Taylor sees opportunities not only with government employees abroad but also with people who work with international organizations such as the World Bank, the United Nations and the many U.N.-affiliated agencies in Brussels and Geneva.
Todd Reilly, president of Reilly Financial Advisors in San Diego, entered the overseas business in the early 1970s by serving friends and relatives living in the Middle East during the oil boom. "They were making a nice chunk of money without many places to spend it and needed some assistance," he says.
In the beginning, these clients invested in mutual finds and limited partnerships. And since 1990, Reilly has offered them full-service financial planning.
With more than $100 million under management, Reilly says about 30 percent of his business now comes from overseas. He has many of his original clients as well as referrals. Although the majority are in Saudi Arabia, some are in Indonesia, Ecuador and Venezuela. About 10 percent have retired to such countries as Greece, Italy and France.

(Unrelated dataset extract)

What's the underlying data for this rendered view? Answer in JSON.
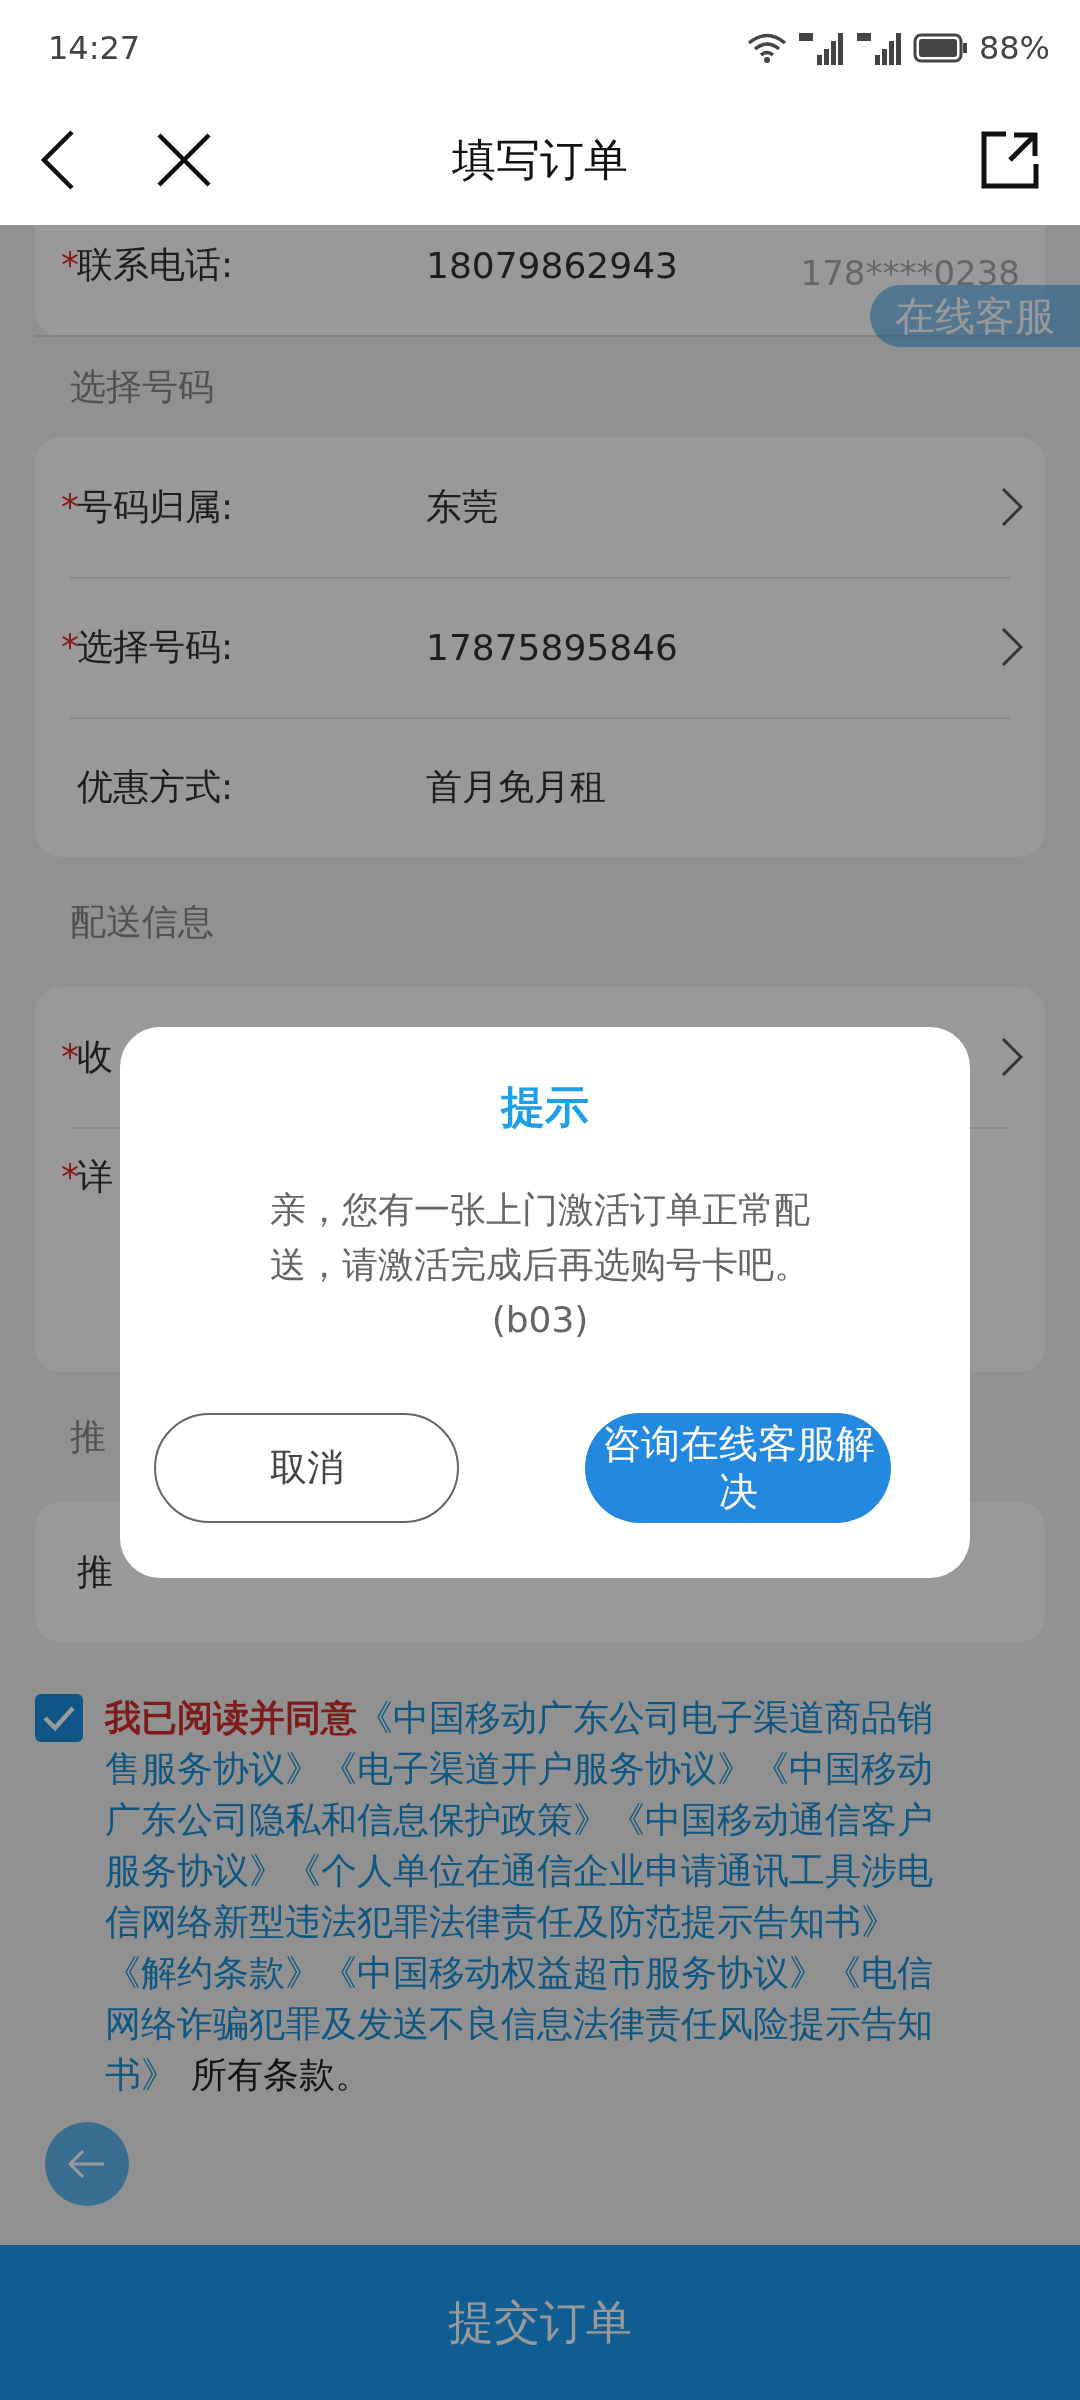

Because he likes to meet clients in person, Reilly takes two international trips annually. Each time, he travels four to five weeks on an around-the-world ticket. Including visits to domestic clients in other states, Reilly spends about six months of the year on the road. A married man for 18 years, he says, "It's really only nine!"
Jeffrey Hill, a CFP at LPL Financial Services in Denver, joined the financial industry in 1984 after working for airlines in Latin America. He parlayed his interest in Mexico and the Spanish language into a successful business niche.
In the early '90s, Hill matched U.S. investors with joint-venture partners and distributors in Mexico. However, there was less call for that after the devaluation of the peso. Still the contacts he'd made helped him build a fee-based financial planning practice south of the border. "I knew a lot of people in Mexico who weren't being serviced by brokers," he says.
About 40 percent of his clients are in Mexico. Some are in Argentina, El Salvador and England. "It's the fastest growing part of my business," he says.
He spends 10 days each month in an apartment he keeps in Mexico City, where there is a large contingent of working expatriates. He also visits clients, many of them retirees, elsewhere in Mexico, including Cuernavaca, Guadalajara, the Lake Chapala area, San Miguel de Allende and Morelia.
Many of his clients are multinational families--that is, U.S. citizens married to foreign nationals. Because of U.S. inheritance laws, estate planning is more complex when one spouse is not an American citizen. He believes these couples' needs should be addressed by reps who understand the difficulties involved.
"As with any niche business, it has to be a passion and a long-term commitment," Hill says. "I love the culture and the arts of Latin America." And because he wants his 10-year-old son Christopher to appreciate them, too, he takes him along to Mexico once a year.